The DiGiCo D1 was the first choice for monitor engineer Seth Kendall, who has worked with a range of artists including Megadeth, Korn, Lionel Richie, Beyonce, Carrie Underwood and Lucinda Williams.
“I’ve used a lot of the digital consoles out there and my preference is DiGiCo. I picked the D1 for this tour because of the audio quality and ergonomics of the desk, and because of the desk’s small footprint. The richness of the bottom end and the clarity of the top end is something I haven’t found in other digital consoles. I know the D1 isn’t DiGiCo’s newest technology, but having multiple touch screens in monitor world is a real asset. Monitors tend to have a lot going on at the same time, and being able to do two things at once is great and it’s something that I can do on a DiGiCo that I can’t on the others. I can keep a bank of inputs up on one module and page freely between the other inputs on the second module and have my EQ window popped up and work on another one on the next module… it allows you to multitask. The way that the desk is laid out makes me think that the people who designed it were people who’ve actually mixed live shows. Everything makes sense and feels the way analog consoles feel. The sound quality, the ergonomics, and the ability to multitask are probably what I like best about the desk.”
On this tour, the Pumpkins are all on wedges and sidefills, a bit out of the norm for most touring outfits. “It’s been a while since I’ve mixed a wedge band; it’s been mostly in-ears for the last several years. Billy likes to have pretty significant volume come out of his guitar rig, so it’s loud onstage, and getting the vocal above the guitar and the stage volume is always a challenge, especially in the small venues we’re playing on this leg.”

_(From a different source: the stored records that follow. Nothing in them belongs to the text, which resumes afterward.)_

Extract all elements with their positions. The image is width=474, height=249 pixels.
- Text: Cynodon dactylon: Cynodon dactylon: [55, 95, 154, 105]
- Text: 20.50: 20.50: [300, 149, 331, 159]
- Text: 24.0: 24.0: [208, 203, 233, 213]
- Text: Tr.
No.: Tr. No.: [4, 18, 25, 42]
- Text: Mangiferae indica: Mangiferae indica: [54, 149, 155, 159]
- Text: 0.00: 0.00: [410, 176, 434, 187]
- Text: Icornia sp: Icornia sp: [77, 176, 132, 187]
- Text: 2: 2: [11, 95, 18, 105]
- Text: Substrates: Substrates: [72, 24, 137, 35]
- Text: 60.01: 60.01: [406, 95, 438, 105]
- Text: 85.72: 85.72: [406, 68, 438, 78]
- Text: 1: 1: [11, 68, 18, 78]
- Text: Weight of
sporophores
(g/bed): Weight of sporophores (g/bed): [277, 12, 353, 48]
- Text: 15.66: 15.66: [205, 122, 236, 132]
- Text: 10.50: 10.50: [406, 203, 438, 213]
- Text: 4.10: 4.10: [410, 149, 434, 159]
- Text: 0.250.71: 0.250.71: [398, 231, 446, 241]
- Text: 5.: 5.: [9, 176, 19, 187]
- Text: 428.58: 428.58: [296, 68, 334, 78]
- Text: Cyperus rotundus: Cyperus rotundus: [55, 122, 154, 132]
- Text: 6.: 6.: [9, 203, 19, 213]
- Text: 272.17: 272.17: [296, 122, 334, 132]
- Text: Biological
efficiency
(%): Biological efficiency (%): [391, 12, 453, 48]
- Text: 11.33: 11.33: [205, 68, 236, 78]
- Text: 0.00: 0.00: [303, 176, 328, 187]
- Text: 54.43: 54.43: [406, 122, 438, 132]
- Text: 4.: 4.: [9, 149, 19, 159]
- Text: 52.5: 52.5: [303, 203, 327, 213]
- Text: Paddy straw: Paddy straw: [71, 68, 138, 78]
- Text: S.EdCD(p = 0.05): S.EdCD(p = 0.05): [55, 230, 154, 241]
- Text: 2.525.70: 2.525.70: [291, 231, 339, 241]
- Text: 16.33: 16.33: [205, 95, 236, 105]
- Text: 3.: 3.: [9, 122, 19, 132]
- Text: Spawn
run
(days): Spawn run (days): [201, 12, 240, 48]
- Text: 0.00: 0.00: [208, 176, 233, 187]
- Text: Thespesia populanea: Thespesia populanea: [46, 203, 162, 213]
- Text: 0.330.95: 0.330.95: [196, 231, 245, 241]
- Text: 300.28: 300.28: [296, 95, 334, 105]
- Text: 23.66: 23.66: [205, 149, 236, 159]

As the tour continues to rave reviews among fans and critics alike, engineer Jon Lemon still marvels at the diminutive audio package they’ve been able to assemble for a band of such big stature and such big sound. “For this tour, being a 3-band tour and one of them being a considerably large band in terms of status—to have everything in one stage rack and one small console, one FOH package, is fantastic. I think for the price-point, you can’t beat an SD8. And once the sound grid is out, it’ll be a super-competitive package. I’ve very happy with it!”